World Bank's World Development Report 2012: Gender Equality and Development
The 2012 World Development Report on Gender Equality and Development finds that women's lives around the world have improved dramatically, but gaps remain in many areas. The authors use a conceptual framework to examine progress to date, and then recommend policy actions
About the report:
The lives of women around the world have improved dramatically, at a pace and scope difficult to imagine even 25 years ago. Women have made unprecedented gains in rights, education, health, and access to jobs and livelihoods.
Despite the progress, gaps remain in many areas. The worst disparity is the rate at which girls and women die relative to men in developing countries. Excess female deaths account for an estimated 3.9 million women each year in low- and middle-income countries. About two-fifths are never born due to a preference for sons, a sixth die in early childhood, and over a third die in their reproductive years.
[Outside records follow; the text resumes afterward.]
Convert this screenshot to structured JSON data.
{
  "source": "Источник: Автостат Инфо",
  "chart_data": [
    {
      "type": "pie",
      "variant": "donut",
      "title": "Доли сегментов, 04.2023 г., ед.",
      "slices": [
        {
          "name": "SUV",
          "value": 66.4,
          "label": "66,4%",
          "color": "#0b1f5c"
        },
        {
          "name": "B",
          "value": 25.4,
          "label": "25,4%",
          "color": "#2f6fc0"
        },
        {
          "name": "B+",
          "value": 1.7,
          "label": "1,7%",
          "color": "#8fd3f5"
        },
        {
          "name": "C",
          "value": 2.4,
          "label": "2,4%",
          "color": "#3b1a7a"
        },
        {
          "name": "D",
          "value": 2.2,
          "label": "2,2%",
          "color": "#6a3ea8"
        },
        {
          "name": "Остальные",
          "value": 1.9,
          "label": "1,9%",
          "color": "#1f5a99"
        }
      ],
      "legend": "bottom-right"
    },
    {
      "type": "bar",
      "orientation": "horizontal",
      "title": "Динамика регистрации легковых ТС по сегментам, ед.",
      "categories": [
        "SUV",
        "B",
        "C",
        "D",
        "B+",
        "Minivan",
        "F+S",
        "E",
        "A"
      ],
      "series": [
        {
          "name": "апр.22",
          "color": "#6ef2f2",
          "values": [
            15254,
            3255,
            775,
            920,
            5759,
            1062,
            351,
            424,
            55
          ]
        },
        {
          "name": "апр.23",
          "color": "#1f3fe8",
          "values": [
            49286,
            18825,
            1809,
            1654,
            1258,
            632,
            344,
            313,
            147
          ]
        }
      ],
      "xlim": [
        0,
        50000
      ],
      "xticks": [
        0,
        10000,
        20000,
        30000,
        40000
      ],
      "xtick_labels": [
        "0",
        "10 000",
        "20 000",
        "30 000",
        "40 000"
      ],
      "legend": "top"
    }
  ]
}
The World Development Report 2012: Gender Equality and Development argues that closing these gaps is a core development objective in its own right. It is also smart economics. Greater gender equality can enhance productivity, improve development outcomes for the next generation, and make institutions more representative.
The analytical core of the Report constitutes a conceptual framework that examines the factors that have fostered change and the constraints that have slowed progress. The analysis focuses on the roles of economic growth, households, markets, and institutions in determining gender differences in education and health, agency, and access to economic opportunities.
The analysis leads to the identification of four priority areas for domestic policy action:
Reducing excess female mortality and closing education gaps where they remain
Improving access to economic opportunities for women
Increasing women's voice and agency in the household and in society
Limiting the reproduction of gender inequality across generations
While domestic policy action is crucial, the Report calls on the international community to complement efforts in the four priority areas and also support evidence-based public action through better data, impact evaluation and learning.